Indiana’s local taxing mechanisms do not adequately allocate revenues in ways that are proportional to the use of public roads. In Indiana, local income tax revenues are exclusively distributed to the county of residence, not the county of employment. The resulting tax revenue is not sufficient to sustain and improve the roads that bring those who live in surrounding counties to work each day in Marion County.

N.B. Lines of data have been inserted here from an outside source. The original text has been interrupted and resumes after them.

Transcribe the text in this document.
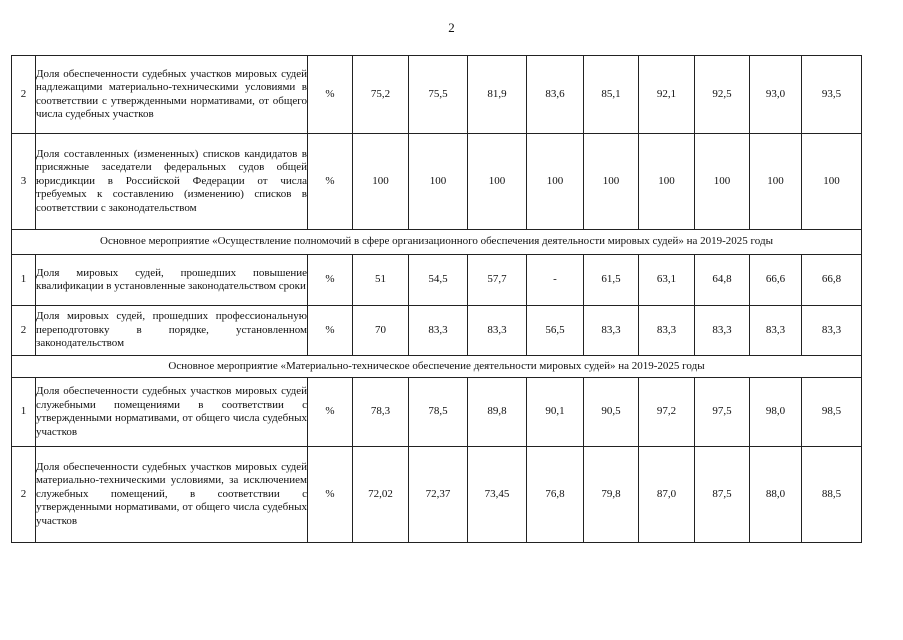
2
2	Доля обеспеченности судебных участков мировых судей надлежащими материально-техническими условиями в соответствии с утвержденными нормативами, от общего числа судебных участков	%	75,2	75,5	81,9	83,6	85,1	92,1	92,5	93,0	93,5
3	Доля составленных (измененных) списков кандидатов в присяжные заседатели федеральных судов общей юрисдикции в Российской Федерации от числа требуемых к составлению (изменению) списков в соответствии с законодательством	%	100	100	100	100	100	100	100	100	100
Основное мероприятие «Осуществление полномочий в сфере организационного обеспечения деятельности мировых судей» на 2019-2025 годы											
1	Доля мировых судей, прошедших повышение квалификации в установленные законодательством сроки	%	51	54,5	57,7	-	61,5	63,1	64,8	66,6	66,8
2	Доля мировых судей, прошедших профессиональную переподготовку в порядке, установленном законодательством	%	70	83,3	83,3	56,5	83,3	83,3	83,3	83,3	83,3
Основное мероприятие «Материально-техническое обеспечение деятельности мировых судей» на 2019-2025 годы											
1	Доля обеспеченности судебных участков мировых судей служебными помещениями в соответствии с утвержденными нормативами, от общего числа судебных участков	%	78,3	78,5	89,8	90,1	90,5	97,2	97,5	98,0	98,5
2	Доля обеспеченности судебных участков мировых судей материально-техническими условиями, за исключением служебных помещений, в соответствии с утвержденными нормативами, от общего числа судебных участков	%	72,02	72,37	73,45	76,8	79,8	87,0	87,5	88,0	88,5
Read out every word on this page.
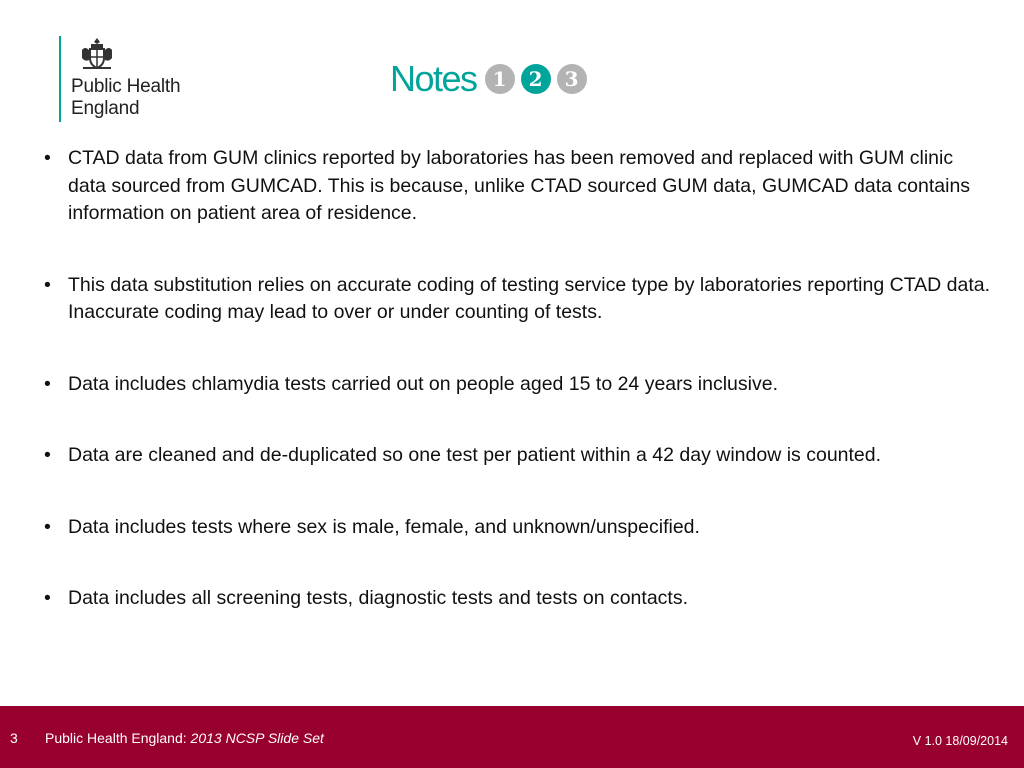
Public Health
England
Notes 1	2	3
• CTAD data from GUM clinics reported by laboratories has been removed and replaced with GUM clinic data sourced from GUMCAD. This is because, unlike CTAD sourced GUM data, GUMCAD data contains information on patient area of residence.
• This data substitution relies on accurate coding of testing service type by laboratories reporting CTAD data. Inaccurate coding may lead to over or under counting of tests.
• Data includes chlamydia tests carried out on people aged 15 to 24 years inclusive.
• Data are cleaned and de-duplicated so one test per patient within a 42 day window is counted.
• Data includes tests where sex is male, female, and unknown/unspecified.
• Data includes all screening tests, diagnostic tests and tests on contacts.
3 Public Health England: 2013 NCSP Slide Set	V 1.0 18/09/2014
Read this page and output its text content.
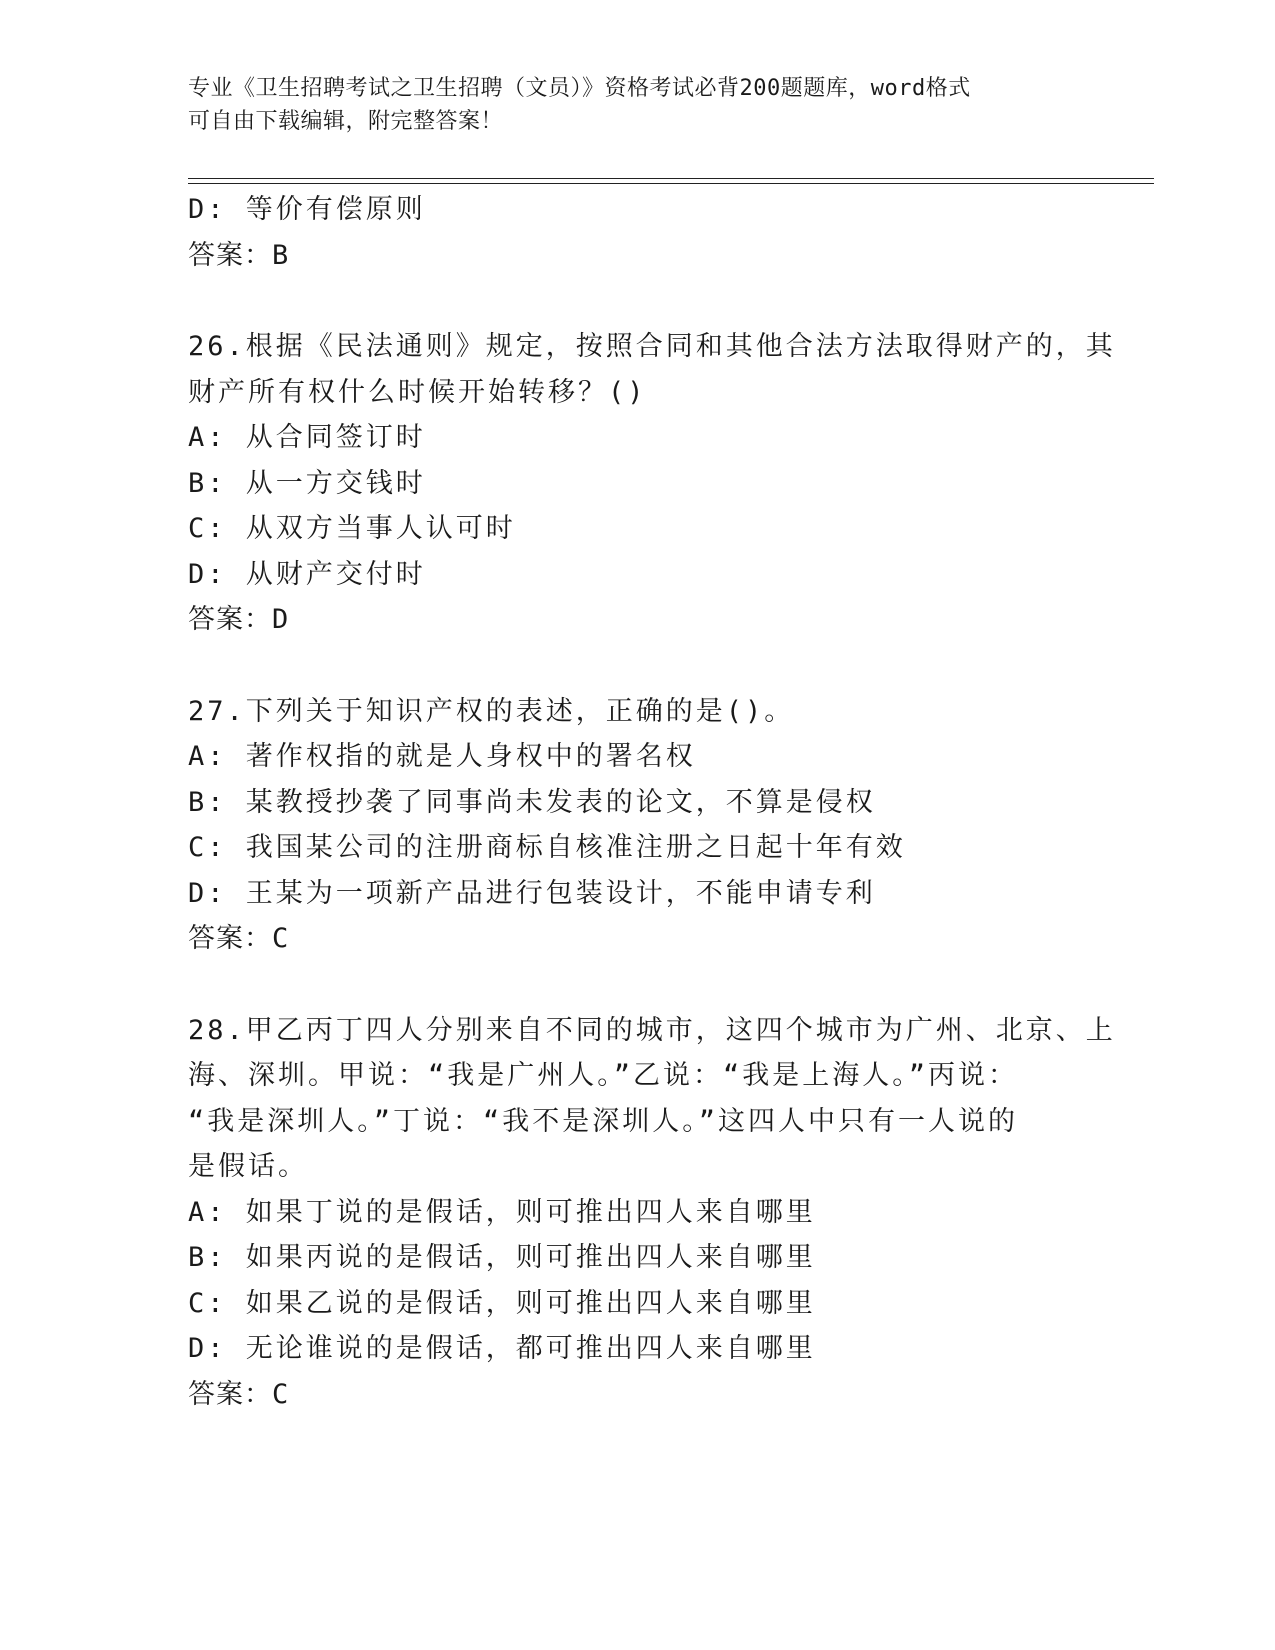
专业《卫生招聘考试之卫生招聘（文员）》资格考试必背200题题库，word格式
可自由下载编辑，附完整答案！
D: 等价有偿原则
答案：B
26.根据《民法通则》规定，按照合同和其他合法方法取得财产的，其
财产所有权什么时候开始转移？()
A: 从合同签订时
B: 从一方交钱时
C: 从双方当事人认可时
D: 从财产交付时
答案：D
27.下列关于知识产权的表述，正确的是()。
A: 著作权指的就是人身权中的署名权
B: 某教授抄袭了同事尚未发表的论文，不算是侵权
C: 我国某公司的注册商标自核准注册之日起十年有效
D: 王某为一项新产品进行包装设计，不能申请专利
答案：C
28.甲乙丙丁四人分别来自不同的城市，这四个城市为广州、北京、上
海、深圳。甲说：“我是广州人。”乙说：“我是上海人。”丙说：
“我是深圳人。”丁说：“我不是深圳人。”这四人中只有一人说的
是假话。
A: 如果丁说的是假话，则可推出四人来自哪里
B: 如果丙说的是假话，则可推出四人来自哪里
C: 如果乙说的是假话，则可推出四人来自哪里
D: 无论谁说的是假话，都可推出四人来自哪里
答案：C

The proposed Regional Infrastructure framework creates a way to fund regional infrastructure improvements, without requiring a tax increase. The framework is comprised of two elements:

1. All counties within Central Indiana’s nine-county region would contribute a portion of future income tax growth on the first 1% of their local income tax rate to a regional infrastructure fund.
2. The proceeds of the funds would be distributed based on usage (vehicle miles travelled) of locally funded, regionally significant transportation infrastructure, so that the most-used roadways would receive the appropriate monetary allocation.

By only tapping the growth of the first 1% of the increase in income tax revenue, this framework avoids impacting or reallocating the current revenue levels of Central Indiana taxing units, and would not require a tax increase. Should additional revenues be required for budgetary use, the existing options for increasing income tax rates are fully available.
As transportation assets are long-lived, it is typical to sell bonds to finance assets over the duration of the operational timespan. With the proposed framework, this strategy could produce between $50M and $100M in annual road funding, which could then be leveraged to maintain and improve Marion County’s regional transportation infrastructure.
Importantly, this distribution formula would produce a more equitable distribution of revenues across the region. Under current projections, five of the nine counties in the region would see an increase in funding.

(1 For these purposes, the nine-county region is defined as the following counties: Marion, Hendricks, Boone, Hamilton, Madison, Hancock, Shelby, Johnson, Morgan.)